The independent members of the Redress Panel are in the majority and the independent Chair of the Panel has the authority to make the final determination on any offer that may be made to survivors.

If you are applying for redress, there is not a requirement that you meet with any one from the YMCA if you do not wish to do so.

The Royal Commission has recommended that organisations providing redress should consider lower payment levels than what they have recommended for a government-run scheme. This is because survivors can go on to also access a government-run scheme when it is established. Also, many of the Royal Commission's recommendations are based on institutions that provided residential care, whereas the YMCA has not provided residential care to children.

Redress through the YMCA in Australia is only for people who were sexually abused as a child. However, if you experienced physical or emotional abuse as well as sexual abuse, this will be taken into account.

If you have experienced physical or verbal abuse at a YMCA,  we encourage you to contact that YMCA in order to lodge a complaint.
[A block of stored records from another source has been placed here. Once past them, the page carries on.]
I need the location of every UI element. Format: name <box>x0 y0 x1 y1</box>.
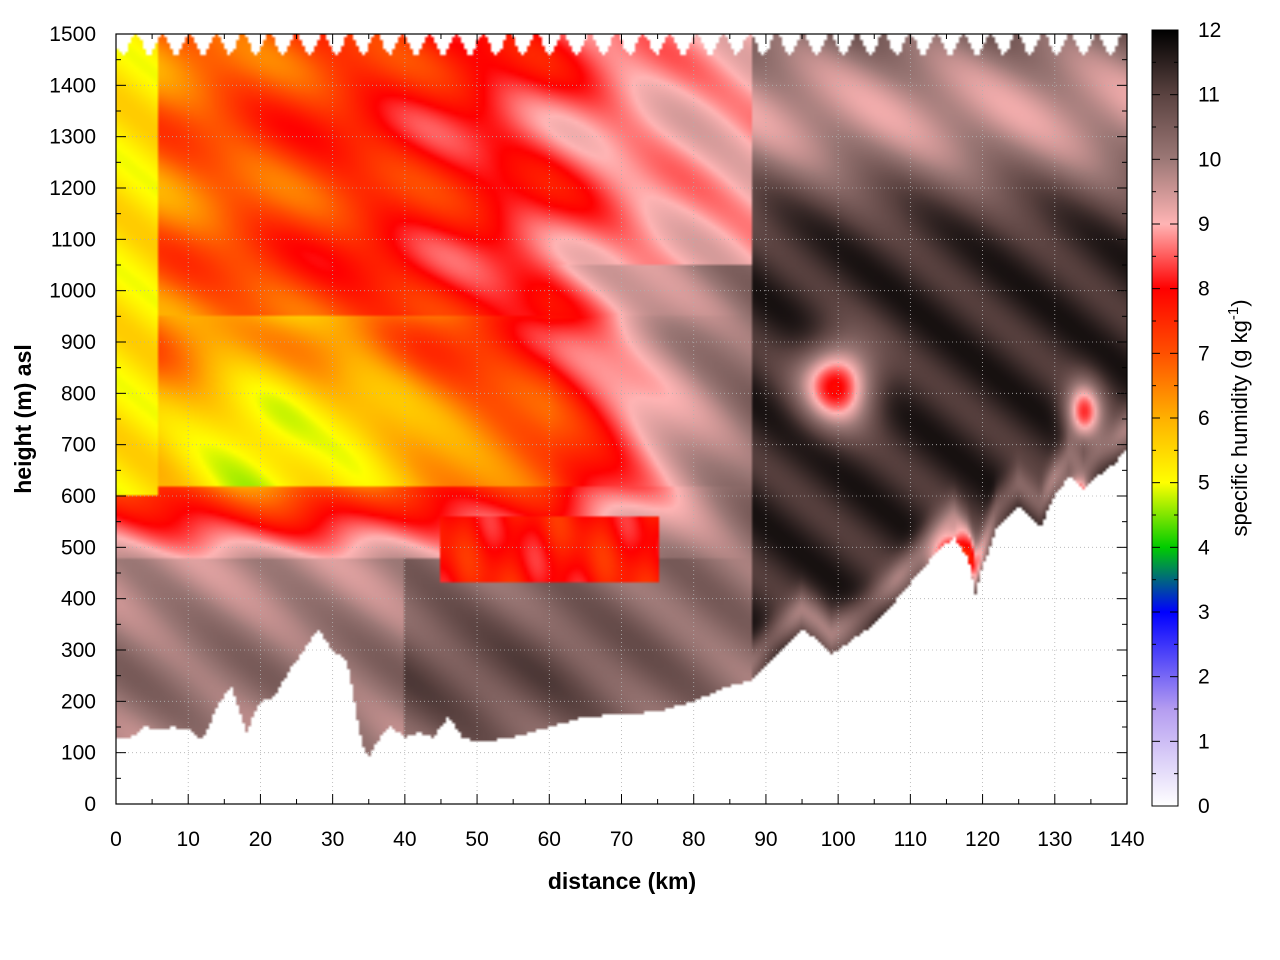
x-tick-labels: 0 10 20 30 40 50 60 70 80 90 100 110 120 130 140 <box>110 828 1144 851</box>
colorbar-title-sup: -1 <box>1225 307 1242 320</box>
x-tick-label: 0 <box>110 828 122 851</box>
x-tick-label: 90 <box>754 828 777 851</box>
y-tick-label: 700 <box>61 434 96 457</box>
colorbar-tick-label: 9 <box>1198 213 1210 236</box>
colorbar-tick-label: 11 <box>1198 84 1220 107</box>
colorbar-title: specific humidity (g kg-1) <box>1225 299 1252 536</box>
y-tick-label: 400 <box>61 588 96 611</box>
colorbar-tick-label: 4 <box>1198 536 1210 559</box>
x-tick-label: 140 <box>1109 828 1144 851</box>
y-tick-label: 1300 <box>49 126 96 149</box>
x-axis-title: distance (km) <box>548 868 696 894</box>
x-tick-label: 70 <box>610 828 633 851</box>
colorbar-tick-label: 3 <box>1198 601 1210 624</box>
colorbar-tick-label: 7 <box>1198 342 1210 365</box>
x-tick-label: 100 <box>821 828 856 851</box>
y-tick-label: 0 <box>84 793 96 816</box>
colorbar-title-end: ) <box>1227 299 1252 306</box>
colorbar-tick-label: 12 <box>1198 19 1221 42</box>
colorbar-tick-label: 0 <box>1198 795 1210 818</box>
y-tick-labels: 0 100 200 300 400 500 600 700 800 900 1000 1100 1200… <box>49 23 96 816</box>
colorbar-tick-label: 10 <box>1198 148 1221 171</box>
y-tick-label: 800 <box>61 382 96 405</box>
plot-frame <box>115 33 1128 805</box>
x-tick-label: 80 <box>682 828 705 851</box>
colorbar-tick-label: 1 <box>1198 730 1210 753</box>
y-tick-label: 1000 <box>49 280 96 303</box>
x-tick-label: 60 <box>538 828 561 851</box>
x-tick-label: 30 <box>321 828 344 851</box>
y-tick-label: 300 <box>61 639 96 662</box>
grid-lines <box>116 34 1127 804</box>
x-tick-label: 10 <box>177 828 200 851</box>
y-tick-label: 1500 <box>49 23 96 46</box>
colorbar-tick-label: 2 <box>1198 666 1210 689</box>
colorbar-tick-label: 5 <box>1198 472 1210 495</box>
colorbar-tick-label: 8 <box>1198 278 1210 301</box>
x-tick-label: 120 <box>965 828 1000 851</box>
y-tick-label: 100 <box>61 742 96 765</box>
colorbar-title-main: specific humidity (g kg <box>1227 320 1252 536</box>
y-tick-label: 1100 <box>51 228 96 251</box>
x-tick-label: 50 <box>465 828 488 851</box>
x-tick-label: 20 <box>249 828 272 851</box>
x-tick-label: 110 <box>894 828 927 851</box>
y-tick-label: 1200 <box>49 177 96 200</box>
colorbar-tick-label: 6 <box>1198 407 1210 430</box>
y-tick-label: 200 <box>61 690 96 713</box>
colorbar-ticks <box>1152 29 1178 807</box>
y-tick-label: 600 <box>61 485 96 508</box>
x-tick-label: 130 <box>1037 828 1072 851</box>
y-axis-title: height (m) asl <box>10 344 36 494</box>
y-tick-label: 500 <box>61 536 96 559</box>
y-tick-label: 900 <box>61 331 96 354</box>
x-tick-label: 40 <box>393 828 416 851</box>
y-tick-label: 1400 <box>49 74 96 97</box>
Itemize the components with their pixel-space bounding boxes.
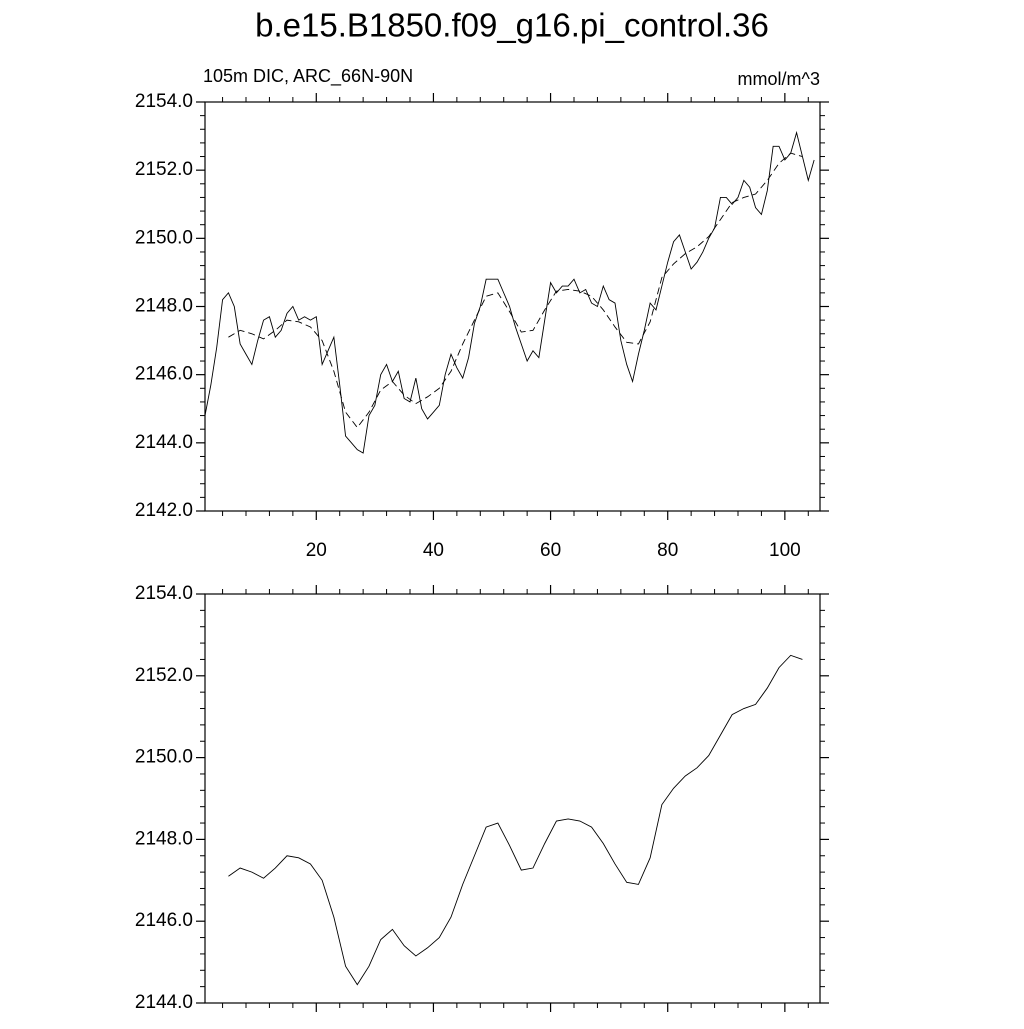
y-tick-label: 2142.0 xyxy=(135,500,193,521)
data-line xyxy=(204,130,815,454)
units-label: mmol/m^3 xyxy=(738,69,820,89)
x-tick-label: 80 xyxy=(657,540,678,561)
plot-frame xyxy=(204,101,821,512)
x-tick-label: 60 xyxy=(540,540,561,561)
y-tick-label: 2146.0 xyxy=(135,364,193,385)
y-tick-label: 2154.0 xyxy=(135,583,193,604)
y-tick-label: 2146.0 xyxy=(135,910,193,931)
y-tick-label: 2154.0 xyxy=(135,91,193,112)
y-tick-label: 2144.0 xyxy=(135,432,193,453)
x-tick-label: 100 xyxy=(769,540,801,561)
y-tick-label: 2144.0 xyxy=(135,992,193,1013)
y-tick-label: 2152.0 xyxy=(135,665,193,686)
y-tick-label: 2148.0 xyxy=(135,296,193,317)
chart-title: b.e15.B1850.f09_g16.pi_control.36 xyxy=(255,7,769,44)
y-tick-label: 2150.0 xyxy=(135,227,193,248)
x-tick-label: 20 xyxy=(306,540,327,561)
x-tick-label: 40 xyxy=(423,540,444,561)
y-tick-label: 2150.0 xyxy=(135,747,193,768)
data-line xyxy=(228,654,803,986)
y-tick-label: 2148.0 xyxy=(135,828,193,849)
plot-frame xyxy=(204,593,821,1004)
y-tick-label: 2152.0 xyxy=(135,159,193,180)
smoothed-line xyxy=(228,152,803,429)
chart-subtitle: 105m DIC, ARC_66N-90N xyxy=(203,66,413,87)
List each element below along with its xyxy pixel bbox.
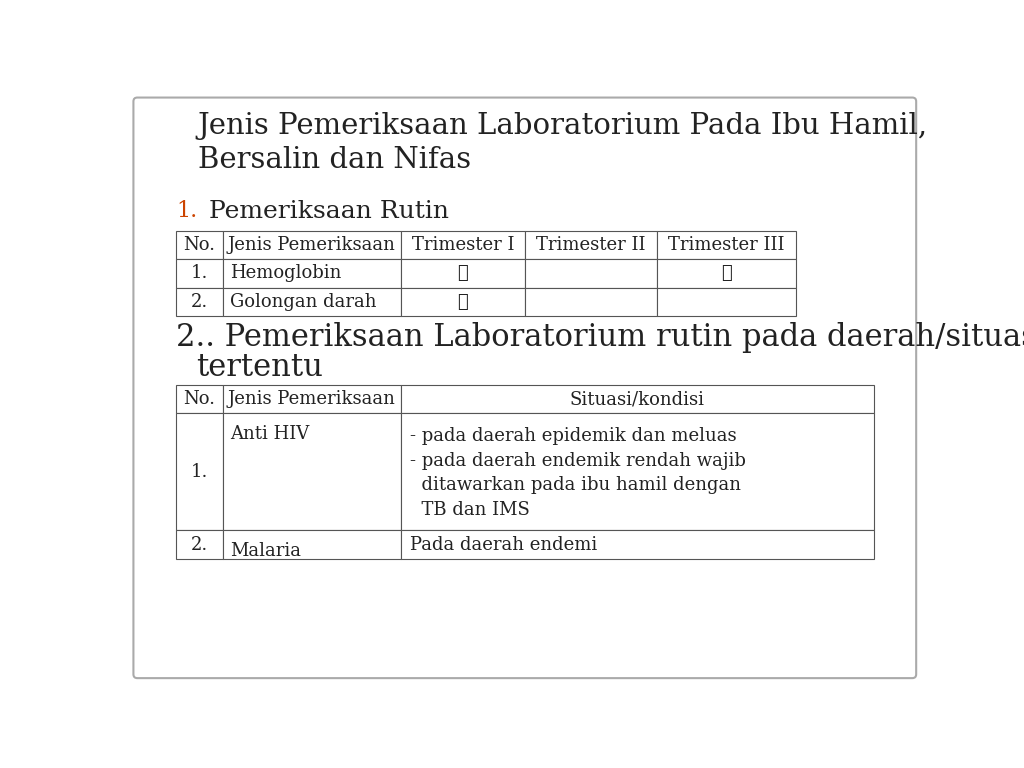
Text: Anti HIV: Anti HIV — [230, 425, 309, 443]
Bar — [400, 230, 524, 260]
Bar — [524, 230, 656, 260]
Text: Hemoglobin: Hemoglobin — [230, 264, 342, 283]
FancyBboxPatch shape — [133, 98, 916, 678]
Text: Pada daerah endemi: Pada daerah endemi — [410, 535, 597, 554]
Bar — [222, 260, 400, 288]
Text: Trimester III: Trimester III — [668, 236, 784, 254]
Text: ✓: ✓ — [458, 264, 468, 283]
Bar — [524, 288, 656, 316]
Text: - pada daerah epidemik dan meluas: - pada daerah epidemik dan meluas — [410, 427, 736, 445]
Bar — [222, 230, 400, 260]
Text: Golongan darah: Golongan darah — [230, 293, 377, 311]
Bar — [400, 530, 873, 559]
Bar — [400, 413, 873, 530]
Text: ✓: ✓ — [458, 293, 468, 311]
Bar — [656, 230, 796, 260]
Text: No.: No. — [183, 390, 215, 408]
Text: Trimester II: Trimester II — [536, 236, 645, 254]
Text: Trimester I: Trimester I — [412, 236, 514, 254]
Text: 2.: 2. — [190, 535, 208, 554]
Text: Jenis Pemeriksaan: Jenis Pemeriksaan — [227, 390, 395, 408]
Text: ✓: ✓ — [721, 264, 732, 283]
Text: TB dan IMS: TB dan IMS — [410, 501, 530, 519]
Bar — [176, 288, 222, 316]
Text: Jenis Pemeriksaan: Jenis Pemeriksaan — [227, 236, 395, 254]
Bar — [176, 260, 222, 288]
Text: Malaria: Malaria — [230, 542, 301, 560]
Bar — [176, 530, 222, 559]
Text: Bersalin dan Nifas: Bersalin dan Nifas — [198, 146, 471, 174]
Text: 2.: 2. — [190, 293, 208, 311]
Bar — [222, 385, 400, 413]
Text: 2.. Pemeriksaan Laboratorium rutin pada daerah/situasi: 2.. Pemeriksaan Laboratorium rutin pada … — [176, 322, 1024, 353]
Bar — [400, 385, 873, 413]
Text: Jenis Pemeriksaan Laboratorium Pada Ibu Hamil,: Jenis Pemeriksaan Laboratorium Pada Ibu … — [198, 112, 928, 141]
Bar — [656, 288, 796, 316]
Bar — [222, 530, 400, 559]
Text: ditawarkan pada ibu hamil dengan: ditawarkan pada ibu hamil dengan — [410, 476, 741, 495]
Bar — [656, 260, 796, 288]
Text: 1.: 1. — [190, 463, 208, 481]
Bar — [222, 288, 400, 316]
Text: 1.: 1. — [190, 264, 208, 283]
Text: Pemeriksaan Rutin: Pemeriksaan Rutin — [209, 200, 450, 223]
Text: 1.: 1. — [176, 200, 198, 222]
Bar — [176, 413, 222, 530]
Bar — [400, 288, 524, 316]
Text: No.: No. — [183, 236, 215, 254]
Text: - pada daerah endemik rendah wajib: - pada daerah endemik rendah wajib — [410, 452, 745, 470]
Text: tertentu: tertentu — [197, 353, 324, 383]
Bar — [524, 260, 656, 288]
Text: Situasi/kondisi: Situasi/kondisi — [569, 390, 705, 408]
Bar — [222, 413, 400, 530]
Bar — [176, 385, 222, 413]
Bar — [400, 260, 524, 288]
Bar — [176, 230, 222, 260]
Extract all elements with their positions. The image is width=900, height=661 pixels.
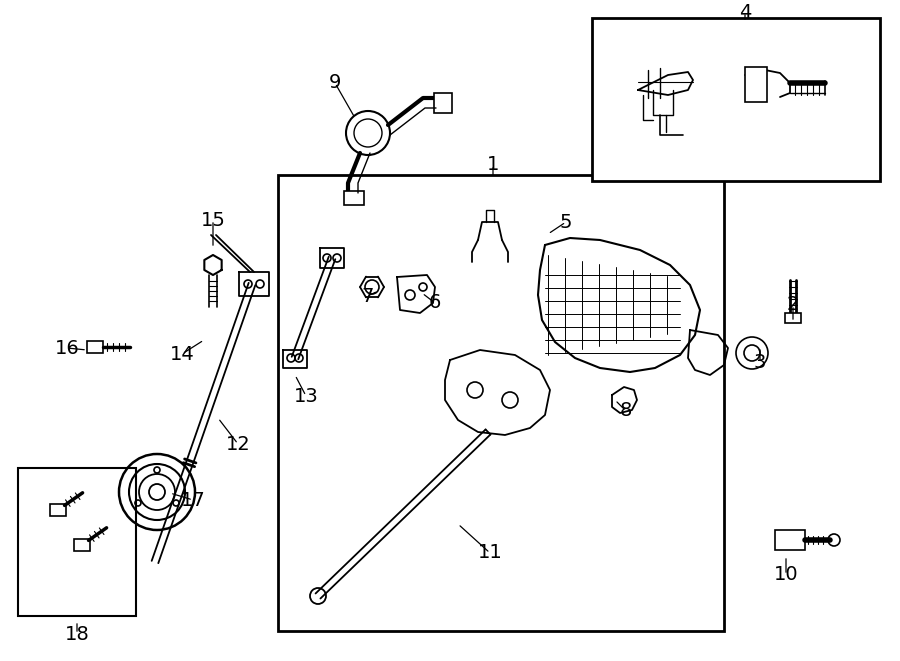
Bar: [18, 468, 136, 616]
Text: 8: 8: [620, 401, 632, 420]
Text: 9: 9: [328, 73, 341, 93]
Text: 3: 3: [754, 354, 766, 373]
Text: 12: 12: [226, 434, 250, 453]
Text: 1: 1: [487, 155, 500, 175]
Bar: [745, 67, 767, 102]
Bar: [775, 530, 805, 550]
Bar: [592, 18, 880, 181]
Text: 7: 7: [362, 286, 374, 305]
Bar: [74, 539, 90, 551]
Bar: [785, 313, 801, 323]
Bar: [278, 175, 724, 631]
Text: 11: 11: [478, 543, 502, 563]
Bar: [87, 341, 103, 353]
Text: 18: 18: [65, 625, 89, 644]
Bar: [434, 93, 452, 113]
Bar: [344, 191, 364, 205]
Text: 14: 14: [169, 344, 194, 364]
Text: 16: 16: [55, 338, 79, 358]
Text: 4: 4: [739, 3, 752, 22]
Text: 2: 2: [787, 295, 799, 315]
Bar: [50, 504, 66, 516]
Text: 5: 5: [560, 212, 572, 231]
Text: 17: 17: [181, 490, 205, 510]
Text: 13: 13: [293, 387, 319, 405]
Text: 6: 6: [428, 293, 441, 313]
Text: 10: 10: [774, 566, 798, 584]
Text: 15: 15: [201, 210, 225, 229]
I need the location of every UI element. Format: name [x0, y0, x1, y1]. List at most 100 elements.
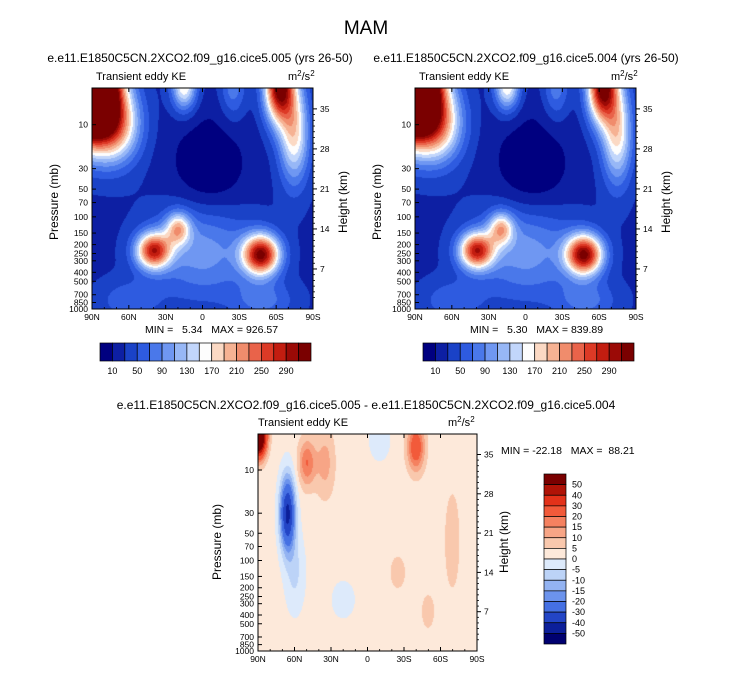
y-tick-label: 700	[240, 632, 254, 642]
colorbar-label: 20	[572, 512, 582, 522]
y-axis-label-right: Height (km)	[659, 171, 673, 233]
y-tick-label: 1000	[392, 304, 411, 314]
colorbar-label: 50	[572, 480, 582, 490]
units-label: m2/s2	[448, 415, 475, 429]
colorbar-swatch	[543, 558, 567, 570]
colorbar-swatch	[543, 494, 567, 507]
colorbar-swatch	[543, 611, 567, 624]
panel-subtitle: Transient eddy KE	[419, 71, 509, 83]
panel-title: e.e11.E1850C5CN.2XCO2.f09_g16.cice5.004 …	[373, 51, 678, 65]
panel-subtitle: Transient eddy KE	[258, 417, 348, 429]
y-tick-label-right: 28	[643, 144, 653, 154]
colorbar-label: 170	[204, 366, 219, 376]
y-tick-label-right: 14	[320, 224, 330, 234]
colorbar-swatch	[546, 342, 560, 362]
y-tick-label: 10	[245, 465, 255, 475]
min-max-stats: MIN = -22.18 MAX = 88.21	[501, 445, 635, 457]
y-tick-label: 30	[245, 508, 255, 518]
panel-title: e.e11.E1850C5CN.2XCO2.f09_g16.cice5.005 …	[47, 51, 352, 65]
y-tick-label: 700	[74, 290, 88, 300]
panel-title: e.e11.E1850C5CN.2XCO2.f09_g16.cice5.005 …	[117, 398, 616, 412]
y-tick-label-right: 35	[484, 449, 494, 459]
colorbar-swatch	[174, 342, 188, 362]
colorbar-swatch	[543, 633, 567, 645]
y-tick-label: 850	[240, 640, 254, 650]
colorbar-swatch	[497, 342, 511, 362]
colorbar-swatch	[459, 342, 473, 362]
y-tick-label: 500	[397, 276, 411, 286]
colorbar-swatch	[298, 342, 312, 362]
units-label: m2/s2	[611, 69, 638, 83]
colorbar-label: 15	[572, 522, 582, 532]
y-tick-label: 250	[397, 249, 411, 259]
x-tick-label: 60S	[433, 654, 448, 664]
colorbar-swatch	[273, 342, 287, 362]
colorbar-swatch	[543, 526, 567, 539]
colorbar-label: -5	[572, 565, 580, 575]
colorbar-label: 40	[572, 490, 582, 500]
colorbar-swatch	[543, 579, 567, 592]
y-tick-label: 200	[397, 240, 411, 250]
contour-raster	[415, 88, 636, 309]
y-tick-label: 500	[74, 276, 88, 286]
y-axis-label: Pressure (mb)	[210, 504, 224, 580]
y-tick-label-right: 21	[484, 528, 494, 538]
x-tick-label: 30N	[158, 312, 174, 322]
contour-raster	[258, 434, 477, 651]
y-tick-label: 70	[245, 541, 255, 551]
colorbar-label: -40	[572, 618, 585, 628]
y-tick-label: 400	[397, 267, 411, 277]
colorbar-case2: 10 50 90 130 170 210 250 290	[422, 342, 635, 376]
colorbar-swatch	[223, 342, 237, 362]
colorbar-swatch	[571, 342, 585, 362]
colorbar-swatch	[543, 473, 567, 485]
colorbar-swatch	[261, 342, 275, 362]
colorbar-swatch	[149, 342, 163, 362]
axes: 90N 60N 30N 0 30S 60S 90S103050701001502002503…	[235, 433, 494, 664]
colorbar-swatch	[543, 622, 567, 634]
colorbar-swatch	[236, 342, 250, 362]
colorbar-swatch	[608, 342, 622, 362]
contour-field	[92, 88, 313, 309]
colorbar-swatch	[285, 342, 299, 362]
colorbar-label: 0	[572, 554, 577, 564]
colorbar-label: 10	[572, 533, 582, 543]
y-tick-label-right: 28	[320, 144, 330, 154]
axes: 90N 60N 30N 0 30S 60S 90S103050701001502002503…	[392, 87, 653, 322]
y-tick-label-right: 35	[643, 104, 653, 114]
x-tick-label: 30S	[396, 654, 411, 664]
x-tick-label: 60N	[287, 654, 303, 664]
colorbar-label: 250	[577, 366, 592, 376]
contour-field	[415, 88, 636, 309]
y-tick-label-right: 28	[484, 489, 494, 499]
y-tick-label: 30	[402, 164, 412, 174]
colorbar-label: 10	[107, 366, 117, 376]
y-axis-label: Pressure (mb)	[370, 164, 384, 240]
colorbar-label: 130	[502, 366, 517, 376]
y-tick-label-right: 7	[643, 264, 648, 274]
y-tick-label-right: 14	[484, 567, 494, 577]
y-tick-label: 1000	[69, 304, 88, 314]
colorbar-label: 10	[430, 366, 440, 376]
y-tick-label: 850	[397, 297, 411, 307]
x-tick-label: 60N	[121, 312, 137, 322]
colorbar-swatch	[99, 342, 113, 362]
y-tick-label: 250	[240, 592, 254, 602]
colorbar-swatch	[534, 342, 548, 362]
y-tick-label: 150	[74, 228, 88, 238]
colorbar-label: -10	[572, 575, 585, 585]
y-axis-label: Pressure (mb)	[47, 164, 61, 240]
colorbar-swatch	[543, 590, 567, 602]
colorbar-case1: 10 50 90 130 170 210 250 290	[99, 342, 312, 376]
panel-diff: e.e11.E1850C5CN.2XCO2.f09_g16.cice5.005 …	[117, 398, 635, 664]
y-tick-label: 700	[397, 290, 411, 300]
x-tick-label: 60S	[592, 312, 607, 322]
y-axis-label-right: Height (km)	[336, 171, 350, 233]
y-tick-label: 50	[402, 184, 412, 194]
x-tick-label: 30N	[323, 654, 339, 664]
colorbar-swatch	[112, 342, 126, 362]
y-tick-label-right: 35	[320, 104, 330, 114]
y-tick-label-right: 14	[643, 224, 653, 234]
x-tick-label: 90S	[628, 312, 643, 322]
colorbar-label: 90	[157, 366, 167, 376]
If a government redress scheme is established by either the Commonwealth government or State and Territory governments, the YMCA Redress will be likely to transition into those schemes. We will need to wait until the detail of any future scheme is released.

The YMCA commits to ensuring a child safe organisation.  We are committed to creating an environment for children and young people to be safe and to feel safe through our Safeguarding Children and Young People policy.

The YMCA has a National Safeguarding Children and Young People Policy and all our YMCAs across Australia must comply with this policy. This means that all our staff undergo child protection training when they start work with us, and they undergo a National Criminal History Check and must have a valid Working With Children Card (or equivalent). This policy applies to everyone in the YMCA, from lifeguards to childcare workers, CEOs and Board Directors. The YMCA also partners with the Australian Childhood Foundation to provide ongoing training and professional development as well as the Australian Childhood Foundation's Safeguarding Accreditation Program.